Come si può immaginare la Facility, in relazione ai centri di ricerca già esistenti, sparsi in UE?
Per quanto riguarda i centri di ricerca in Europa, come quelli in Italia, Francia e Germania, si pone la questione su come organizzare al meglio l’infrastruttura per la ricerca biomedica. Questa potrebbe essere concepita come una rete policentrica, promuovendo un sistema di collaborazione coordinata piuttosto che il modello attuale, spesso frammentato e con risorse limitate che impediscono il progresso dei progetti. L’idea non sarebbe quella di replicare infrastrutture esistenti, ma piuttosto di creare un’organizzazione con una direzione unitaria che si avvalga di molteplici centri di eccellenza distribuiti nei vari stati, ciascuno specializzato in diversi ambiti della ricerca.
E in termini di governance?
La struttura di governance proposta prende ispirazione dai modelli dell’Agenzia Spaziale Europea (ESA) e del CERN, caratterizzati da una doppia rappresentanza. Da una parte, abbiamo un Consiglio in cui siedono i rappresentanti dei governi degli stati membri, e dall’altra, un organo che riflette la voce della comunità scientifica. Ad esempio, la Direttrice Generale del CERN Fabiola Gianotti è stata nominata dal consiglio scientifico del CERN con il benestare del Consiglio Rappresentativo degli Stati. Similmente, l’ESA si distingue per la sua natura policentrica, avendo sedi sparse in diversi paesi europei, ma mantenendo una governance che valorizza fortemente il contributo scientifico. Questo modello consente ai ricercatori di identificarsi con l’organizzazione su una scala che supera le affiliazioni nazionali o istituzionali locali, similmente a come i professionisti della NASA non si identificano primariamente con il loro stato di provenienza, ma con la missione dell’agenzia. L’obiettivo principale è la realizzazione concreta di progetti, dove le priorità sono stabilite dal raggiungimento dei risultati prefissati piuttosto che da equilibri di natura diversa.
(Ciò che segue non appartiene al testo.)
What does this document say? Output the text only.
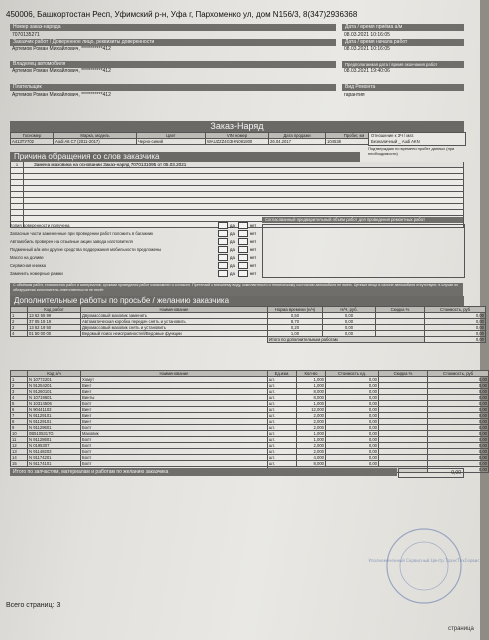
450006, Башкортостан Респ, Уфимский р-н, Уфа г, Пархоменко ул, дом N156/3, 8(347)2936368
Номер заказ-наряда
7070135271
Заказчик работ / Доверенное лицо, реквизиты доверенности
Артемов Роман Михайлович, ***********412
Владелец автомобиля
Артемов Роман Михайлович, ***********412
Плательщик
Артемов Роман Михайлович, ***********412
Дата / время приёма а/м
08.03.2021 10:16:05
Дата / время начала работ
08.03.2021 10:16:05
Предполагаемая дата / время окончания работ
08.03.2021 19:40:06
Вид Ремонта
гарантия
Заказ-Наряд
Госномер	Марка, модель	Цвет	VIN номер	Дата продажи	Пробег, км
А413ТУ702	Audi A6 C7 (2011-2017)	Черно-синий	WAUZZZ4G3HN081800	26.04.2017	104538
Отношение к ЗЧ / мат.
Безналичный _ Audi AKN
Подтверждаю по времени пробег данных (при необходимости)
Причина обращения со слов заказчика
1	Замена маховика на основании Заказ-наряд 7070131095 от 05.03.2021
Копия доверенности получена	да	нет
Запасные части замененные при проведении работ положить в багажник	да	нет
Автомобиль проверен на отзывные акции завода изготовителя	да	нет
Подменный а/м или другие средства поддержания мобильности предложены	да	нет
Масло на доливе	да	нет
Сервисная книжка	да	нет
Заменить номерные рамки	да	нет
Согласованный предварительный объём работ для проведения ремонтных работ
С объёмом работ, стоимостью работ и материалов, сроками проведения работ ознакомлен и согласен. Претензий к внешнему виду, комплектности и техническому состоянию автомобиля не имею. Ценные вещи в салоне автомобиля отсутствуют, в случае их обнаружения исполнитель ответственности не несёт.
Дополнительные работы по просьбе / желанию заказчика
	Код работ	Наименование	Норма времени (н/ч)	Н/Ч, руб.	Скидка %	Стоимость, руб
1	13 62 55 99	Двухмассовый маховик заменить	0,50	0,00		0,00
2	37 05 19 19	Автоматическая коробка передач снять и установить	8,70	0,00		0,00
3	13 62 19 50	Двухмассовый маховик снять и установить	0,20	0,00		0,00
4	01 50 00 00	Ведомый поиск неисправностей/Ведомые функции	1,00	0,00		0,00
			Итого по дополнительным работам			0,00
	Код з/ч	Наименование	Ед.изм.	Кол-во	Стоимость ед.	Скидка %	Стоимость, руб
1	N 10772201	Хомут	шт.	1,000	0,00		0,00
2	N 91254201	Винт	шт.	1,000	0,00		0,00
3	N 91260101	Винт	шт.	8,000	0,00		0,00
4	N 10719601	Винты	шт.	8,000	0,00		0,00
5	N 10314506	Болт	шт.	1,000	0,00		0,00
6	N 90441103	Винт	шт.	12,000	0,00		0,00
7	N 91129101	Винт	шт.	2,000	0,00		0,00
8	N 91129101	Винт	шт.	2,000	0,00		0,00
9	N 91129601	Болт	шт.	2,000	0,00		0,00
10	0B5105317G	Маховик	шт.	1,000	0,00		0,00
11	N 91128601	Болт	шт.	1,000	0,00		0,00
12	N 0195307	Болт	шт.	2,000	0,00		0,00
13	N 91148203	Болт	шт.	2,000	0,00		0,00
14	N 91174201	Болт	шт.	4,000	0,00		0,00
15	N 91174101	Болт	шт.	8,000	0,00		0,00
		0,00
Итого по запчастям, материалам и работам по желанию заказчика	0,00
Уполномоченный Сервисный Центр ТрансТехСервис
Всего страниц: 3
страница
E quale sarebbe l’impatto sull’industria farmaceutica?
Nei settori dove l’investimento industriale è scarso, l’impatto di un’infrastruttura dedicata alla ricerca su tematiche prioritarie sarebbe minimo per l’industria. Anzi: tale infrastruttura, una volta definite le sue aree di interesse, cercherebbe attivamente collaborazioni con il settore privato. Un esempio riguarda l’ultimo vaccino COVID-19 approvato dall’EMA in Europa, sviluppato da Hipra, un’azienda (spagnola, ndr) originariamente del settore veterinario, con un investimento relativamente modesto. Ciò dimostra che è possibile una sinergia efficace tra ricerca pubblica e iniziative industriali, selezionando partner adeguati per ogni progetto specifico. Questo è anche un modo di rafforzare l’industria europea, un modo di fare politica industriale europea.